Tuesday, October 20, 2009

Google Search Appliance (GSA) Sorting in Portal

At several of our clients, we have integrated the Google Search appliance into a Portal. In order to accomplish this integration we could take 1 of 2 approaches:

1. Utilize GSA’s built-in ability to format the presentation logic via a XLST.

2. Utilize GSA’s ability to return straight XML.

Both approaches work well and can suit the needs of a portal. Option 1 though will not work if you need to sort the entire result set prior to displaying it to the users. The reasons for this is as follows:

1. GSA does not provide the ability to retrieve more than 100 results at a time

2. GSA’s built in sorting only sorts the first 100 results.
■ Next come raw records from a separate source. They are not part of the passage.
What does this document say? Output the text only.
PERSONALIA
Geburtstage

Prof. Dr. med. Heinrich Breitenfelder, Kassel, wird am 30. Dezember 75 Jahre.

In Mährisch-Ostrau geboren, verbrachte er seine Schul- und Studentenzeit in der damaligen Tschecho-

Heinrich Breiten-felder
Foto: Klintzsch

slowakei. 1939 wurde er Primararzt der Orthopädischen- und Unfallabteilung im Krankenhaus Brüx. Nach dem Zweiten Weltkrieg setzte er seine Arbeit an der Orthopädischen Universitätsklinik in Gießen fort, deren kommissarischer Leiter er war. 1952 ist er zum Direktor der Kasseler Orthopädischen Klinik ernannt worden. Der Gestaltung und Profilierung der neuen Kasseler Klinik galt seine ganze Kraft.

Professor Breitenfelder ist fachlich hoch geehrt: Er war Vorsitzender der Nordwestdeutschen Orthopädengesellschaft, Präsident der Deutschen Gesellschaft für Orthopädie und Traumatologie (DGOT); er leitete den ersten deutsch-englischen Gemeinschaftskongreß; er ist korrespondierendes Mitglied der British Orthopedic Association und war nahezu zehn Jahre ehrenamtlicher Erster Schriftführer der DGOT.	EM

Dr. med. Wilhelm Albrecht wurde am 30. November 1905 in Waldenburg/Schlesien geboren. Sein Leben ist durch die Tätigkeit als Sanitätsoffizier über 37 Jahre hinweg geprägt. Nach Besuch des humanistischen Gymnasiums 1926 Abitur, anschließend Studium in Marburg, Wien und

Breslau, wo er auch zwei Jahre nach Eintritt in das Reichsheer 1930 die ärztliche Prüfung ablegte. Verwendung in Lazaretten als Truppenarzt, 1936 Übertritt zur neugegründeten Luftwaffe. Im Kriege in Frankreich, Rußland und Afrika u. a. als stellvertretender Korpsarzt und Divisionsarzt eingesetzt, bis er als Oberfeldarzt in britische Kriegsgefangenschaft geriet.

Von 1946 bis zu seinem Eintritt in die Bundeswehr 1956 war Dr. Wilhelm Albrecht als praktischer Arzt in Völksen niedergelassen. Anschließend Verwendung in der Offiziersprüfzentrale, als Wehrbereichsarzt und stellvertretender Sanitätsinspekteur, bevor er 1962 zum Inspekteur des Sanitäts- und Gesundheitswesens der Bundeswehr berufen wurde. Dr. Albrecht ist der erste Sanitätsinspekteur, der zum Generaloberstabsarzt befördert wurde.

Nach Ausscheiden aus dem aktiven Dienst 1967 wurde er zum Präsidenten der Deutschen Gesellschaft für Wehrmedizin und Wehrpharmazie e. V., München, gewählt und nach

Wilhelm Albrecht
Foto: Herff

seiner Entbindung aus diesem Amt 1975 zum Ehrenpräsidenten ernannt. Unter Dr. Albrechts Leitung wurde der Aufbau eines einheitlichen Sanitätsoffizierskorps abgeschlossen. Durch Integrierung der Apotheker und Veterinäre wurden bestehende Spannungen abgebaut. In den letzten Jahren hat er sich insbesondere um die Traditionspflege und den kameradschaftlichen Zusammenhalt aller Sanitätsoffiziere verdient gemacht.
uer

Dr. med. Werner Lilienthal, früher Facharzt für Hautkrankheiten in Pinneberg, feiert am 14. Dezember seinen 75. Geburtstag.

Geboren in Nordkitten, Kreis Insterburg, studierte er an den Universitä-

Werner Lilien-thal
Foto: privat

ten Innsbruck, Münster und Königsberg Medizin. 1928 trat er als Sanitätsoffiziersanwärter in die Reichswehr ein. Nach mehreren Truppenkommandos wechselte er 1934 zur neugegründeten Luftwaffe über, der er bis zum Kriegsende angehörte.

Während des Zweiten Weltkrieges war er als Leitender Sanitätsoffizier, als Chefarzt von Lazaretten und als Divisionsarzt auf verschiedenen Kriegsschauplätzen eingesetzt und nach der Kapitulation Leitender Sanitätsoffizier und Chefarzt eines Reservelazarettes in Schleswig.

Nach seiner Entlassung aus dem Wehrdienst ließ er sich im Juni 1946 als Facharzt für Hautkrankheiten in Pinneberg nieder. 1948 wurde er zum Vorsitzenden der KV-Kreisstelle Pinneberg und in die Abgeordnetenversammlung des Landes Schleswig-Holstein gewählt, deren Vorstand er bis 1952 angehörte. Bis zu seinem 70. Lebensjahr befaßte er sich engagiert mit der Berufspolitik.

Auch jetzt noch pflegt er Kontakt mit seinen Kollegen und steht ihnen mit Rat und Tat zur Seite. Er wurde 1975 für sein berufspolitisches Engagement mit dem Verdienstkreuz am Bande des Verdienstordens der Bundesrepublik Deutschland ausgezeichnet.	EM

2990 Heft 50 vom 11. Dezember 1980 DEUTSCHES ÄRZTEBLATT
3. Sorting on things other than Date or Relevance [e.g. Meta Data] requires some XSLT work and it is still bound by the limitations of only sorting the 100 records at a time.
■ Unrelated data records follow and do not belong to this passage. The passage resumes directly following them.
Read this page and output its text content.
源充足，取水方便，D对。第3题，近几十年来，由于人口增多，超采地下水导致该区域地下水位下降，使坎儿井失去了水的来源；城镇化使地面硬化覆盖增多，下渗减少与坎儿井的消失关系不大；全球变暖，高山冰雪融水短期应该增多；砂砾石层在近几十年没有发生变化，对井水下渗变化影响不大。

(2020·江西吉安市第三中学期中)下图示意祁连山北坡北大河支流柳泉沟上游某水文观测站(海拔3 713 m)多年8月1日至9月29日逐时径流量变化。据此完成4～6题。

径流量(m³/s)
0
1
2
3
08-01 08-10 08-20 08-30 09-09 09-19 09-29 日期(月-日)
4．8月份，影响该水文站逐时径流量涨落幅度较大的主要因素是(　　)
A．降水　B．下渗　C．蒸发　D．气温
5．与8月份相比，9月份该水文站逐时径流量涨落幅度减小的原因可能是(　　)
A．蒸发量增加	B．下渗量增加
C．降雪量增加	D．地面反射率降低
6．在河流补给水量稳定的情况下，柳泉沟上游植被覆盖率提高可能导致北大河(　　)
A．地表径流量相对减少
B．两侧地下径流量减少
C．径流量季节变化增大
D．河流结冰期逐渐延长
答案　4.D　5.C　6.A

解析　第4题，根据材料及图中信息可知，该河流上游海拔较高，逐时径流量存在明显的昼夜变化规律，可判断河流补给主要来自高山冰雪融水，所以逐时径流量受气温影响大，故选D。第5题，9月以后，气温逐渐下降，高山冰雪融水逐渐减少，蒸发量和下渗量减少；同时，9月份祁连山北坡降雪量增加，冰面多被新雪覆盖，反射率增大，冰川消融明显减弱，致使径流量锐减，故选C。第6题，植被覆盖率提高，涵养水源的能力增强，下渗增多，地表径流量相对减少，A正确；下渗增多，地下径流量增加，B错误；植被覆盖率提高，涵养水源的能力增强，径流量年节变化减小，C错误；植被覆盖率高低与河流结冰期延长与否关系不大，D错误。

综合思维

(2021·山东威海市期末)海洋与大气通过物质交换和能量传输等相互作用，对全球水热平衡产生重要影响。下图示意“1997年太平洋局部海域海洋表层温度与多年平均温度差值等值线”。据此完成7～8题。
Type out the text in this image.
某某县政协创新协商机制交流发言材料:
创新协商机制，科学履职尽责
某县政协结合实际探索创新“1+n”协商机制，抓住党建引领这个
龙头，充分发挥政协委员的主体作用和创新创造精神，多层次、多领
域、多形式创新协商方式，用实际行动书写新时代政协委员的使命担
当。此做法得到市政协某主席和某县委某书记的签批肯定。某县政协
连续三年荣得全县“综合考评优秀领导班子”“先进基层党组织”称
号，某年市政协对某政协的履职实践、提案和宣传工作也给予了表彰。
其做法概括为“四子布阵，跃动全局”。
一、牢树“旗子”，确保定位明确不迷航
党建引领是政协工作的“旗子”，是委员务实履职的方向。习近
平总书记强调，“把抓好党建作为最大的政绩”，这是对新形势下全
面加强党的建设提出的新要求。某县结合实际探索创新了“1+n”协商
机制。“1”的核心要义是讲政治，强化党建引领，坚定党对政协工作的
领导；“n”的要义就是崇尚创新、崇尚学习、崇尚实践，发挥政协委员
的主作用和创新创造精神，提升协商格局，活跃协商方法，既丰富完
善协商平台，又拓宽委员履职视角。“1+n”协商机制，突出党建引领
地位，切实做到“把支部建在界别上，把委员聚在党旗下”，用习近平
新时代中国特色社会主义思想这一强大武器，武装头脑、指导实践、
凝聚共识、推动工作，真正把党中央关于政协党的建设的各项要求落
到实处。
Option 2 still has the limitation of fetching 100 records at a time, but you can sort it client side as requirements dictate. Our approach to accomplishing this typically involves the following:

1. Creating client side code that dynamically fetches the entire result from GSA by fetching blocks of 100 results at a time up to the maximum available.

2. Store the resulting composite XML in a cached region for a predetermined amount of time. The caching algorithm for the key and time should be configurable so that it can be adjusted as needed.
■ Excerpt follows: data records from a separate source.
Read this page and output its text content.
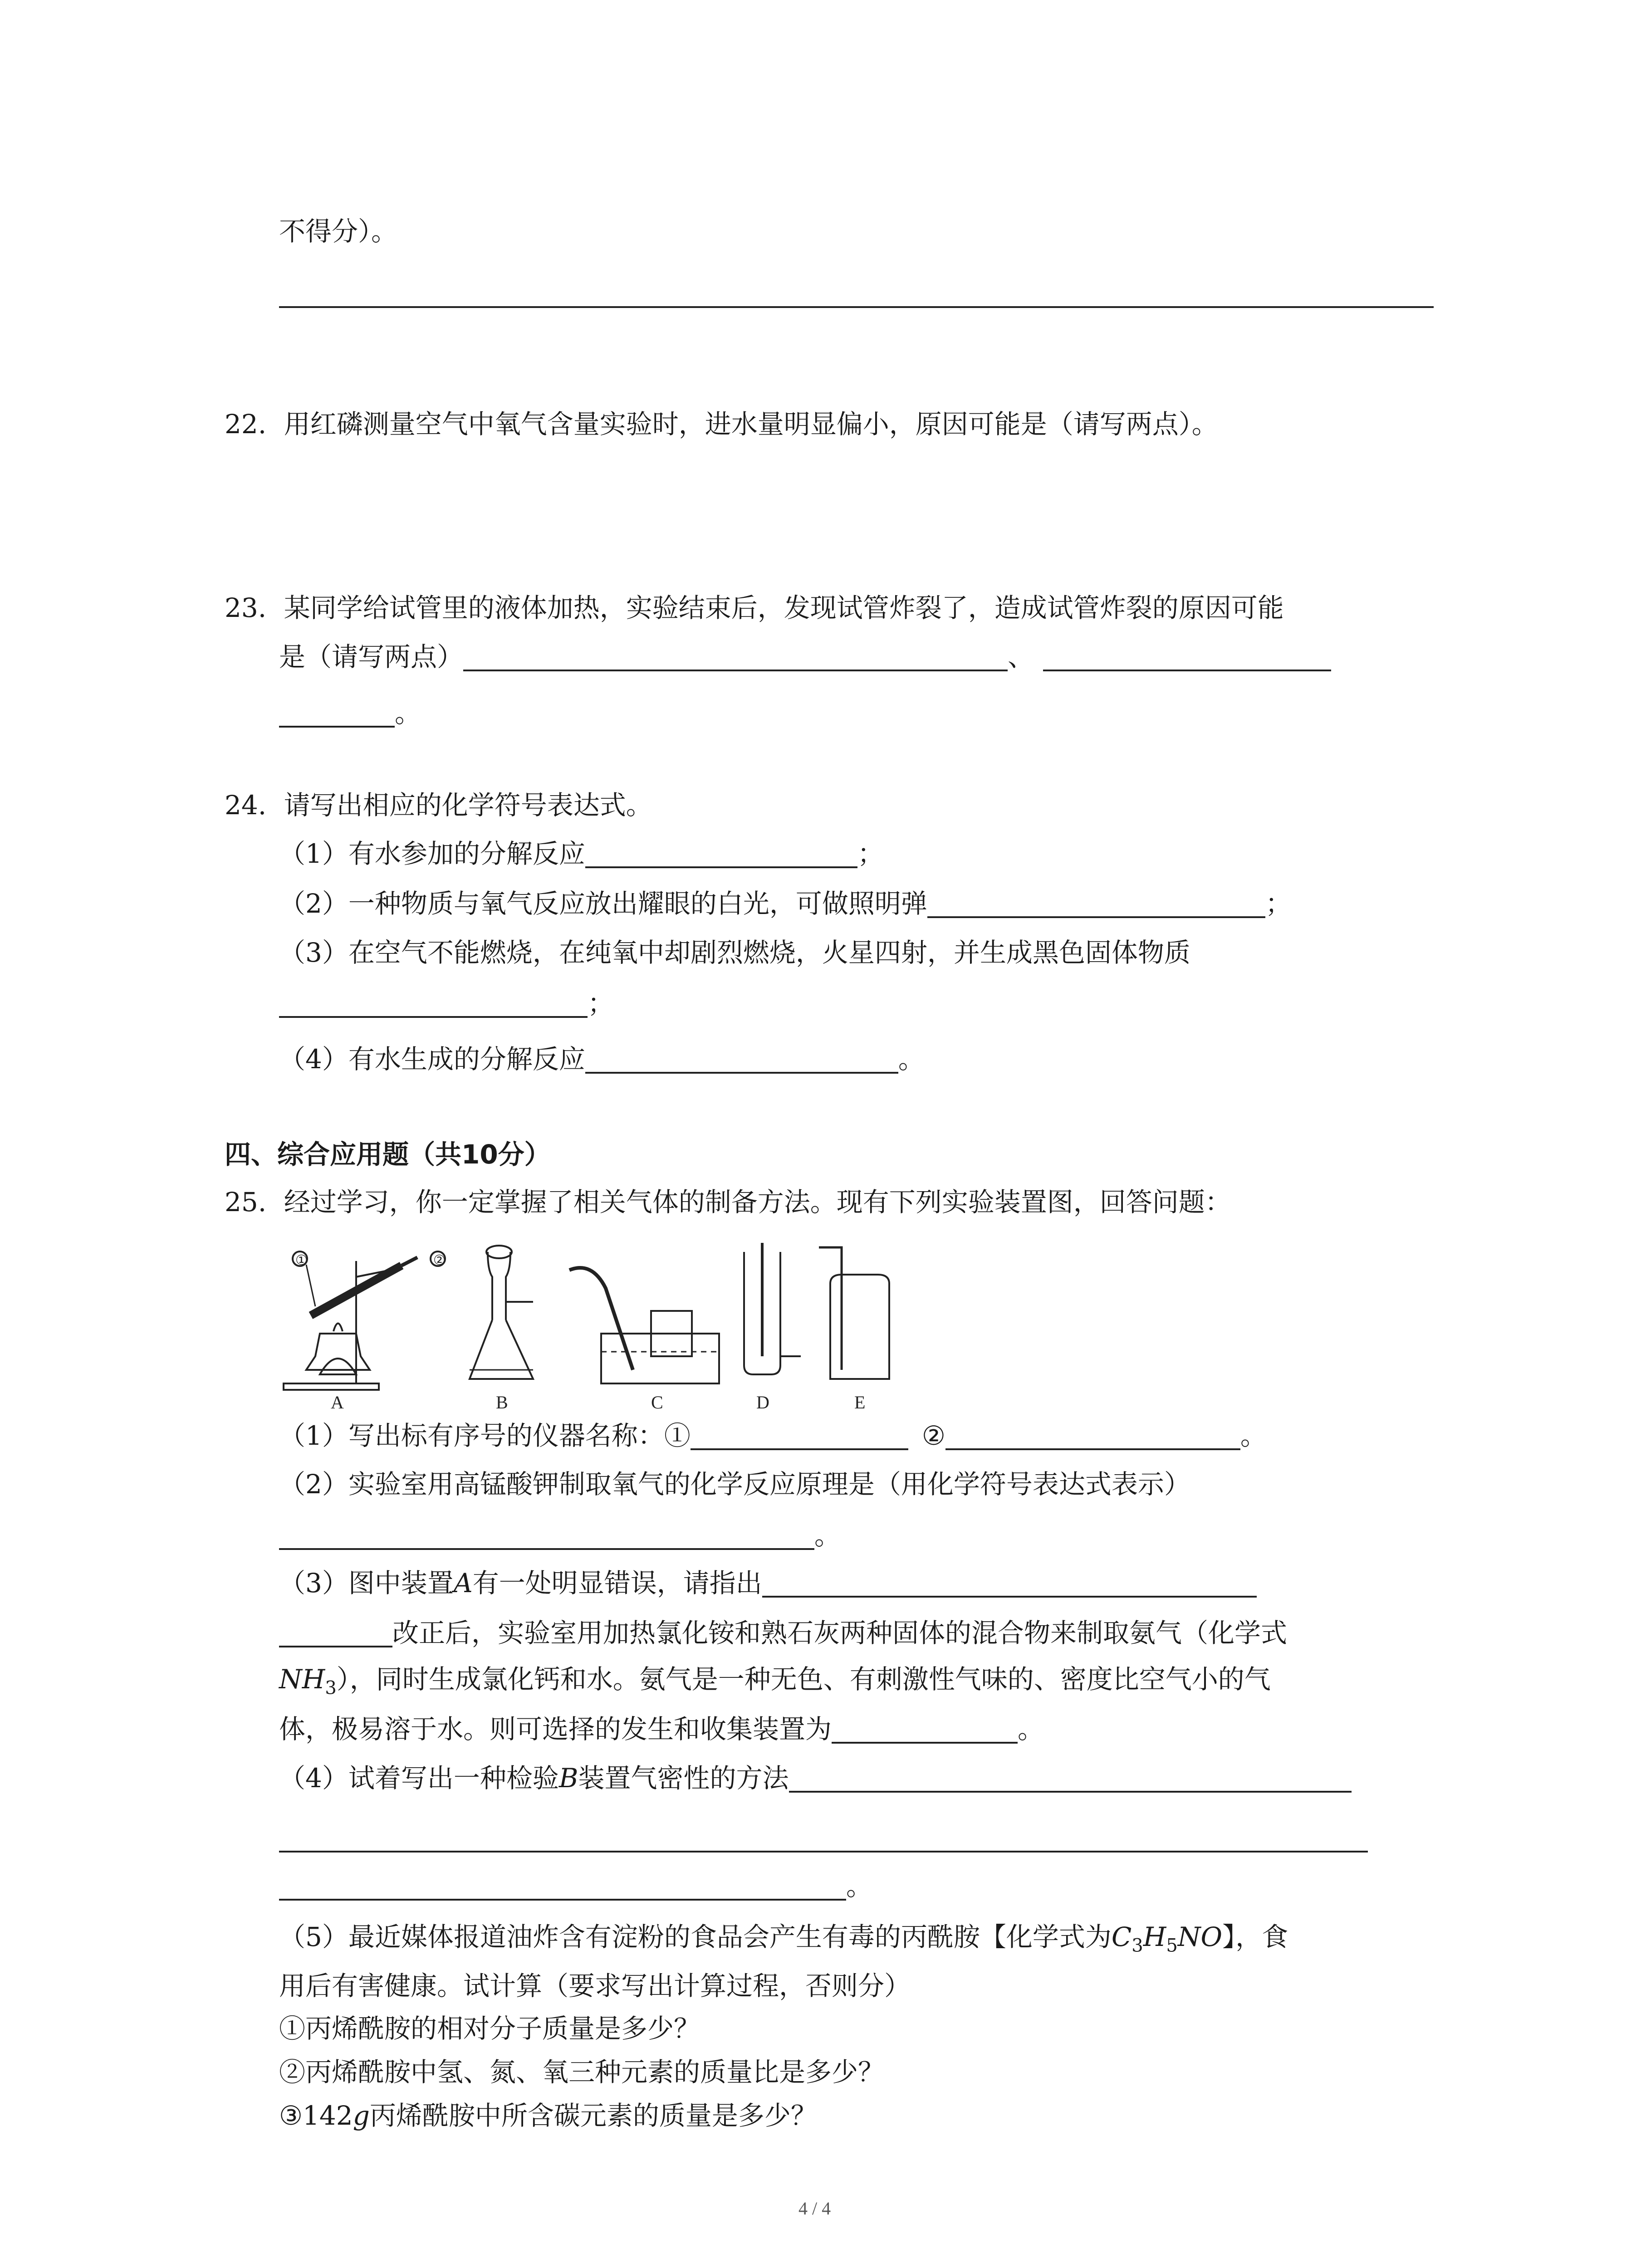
不得分）。
22. 用红磷测量空气中氧气含量实验时，进水量明显偏小，原因可能是（请写两点）。
23. 某同学给试管里的液体加热，实验结束后，发现试管炸裂了，造成试管炸裂的原因可能
是（请写两点）	、
。
24. 请写出相应的化学符号表达式。
（1）有水参加的分解反应	；
（2）一种物质与氧气反应放出耀眼的白光，可做照明弹	；
（3）在空气不能燃烧，在纯氧中却剧烈燃烧，火星四射，并生成黑色固体物质
；
（4）有水生成的分解反应	。
四、综合应用题（共10分）
25. 经过学习，你一定掌握了相关气体的制备方法。现有下列实验装置图，回答问题：
A	B	C	D	E
①	②
（1）写出标有序号的仪器名称：①	②	。
（2）实验室用高锰酸钾制取氧气的化学反应原理是（用化学符号表达式表示）
。
（3）图中装置A有一处明显错误，请指出
改正后，实验室用加热氯化铵和熟石灰两种固体的混合物来制取氨气（化学式
$NH_3$），同时生成氯化钙和水。氨气是一种无色、有刺激性气味的、密度比空气小的气
体，极易溶于水。则可选择的发生和收集装置为	。
（4）试着写出一种检验B装置气密性的方法
。
（5）最近媒体报道油炸含有淀粉的食品会产生有毒的丙酰胺【化学式为$C_3H_5NO$】，食
用后有害健康。试计算（要求写出计算过程，否则分）
①丙烯酰胺的相对分子质量是多少？
②丙烯酰胺中氢、氮、氧三种元素的质量比是多少？
③142g丙烯酰胺中所含碳元素的质量是多少？
4 / 4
3. After fetching and storing the results, sort them based upon the client input.


Overall Option 2 worked very well for us when the sorting requirements exceed those available to you by the built-in mechanisms provided by GSA. The one challenge to keep in mind is the memory requirements needed for caching and the time required to fetch the results in chunks. In both cases, we found that the memory requirements rarely had an adverse impact on our portal and the fetch time was only incurred by the first requestor and was rarely noticeable.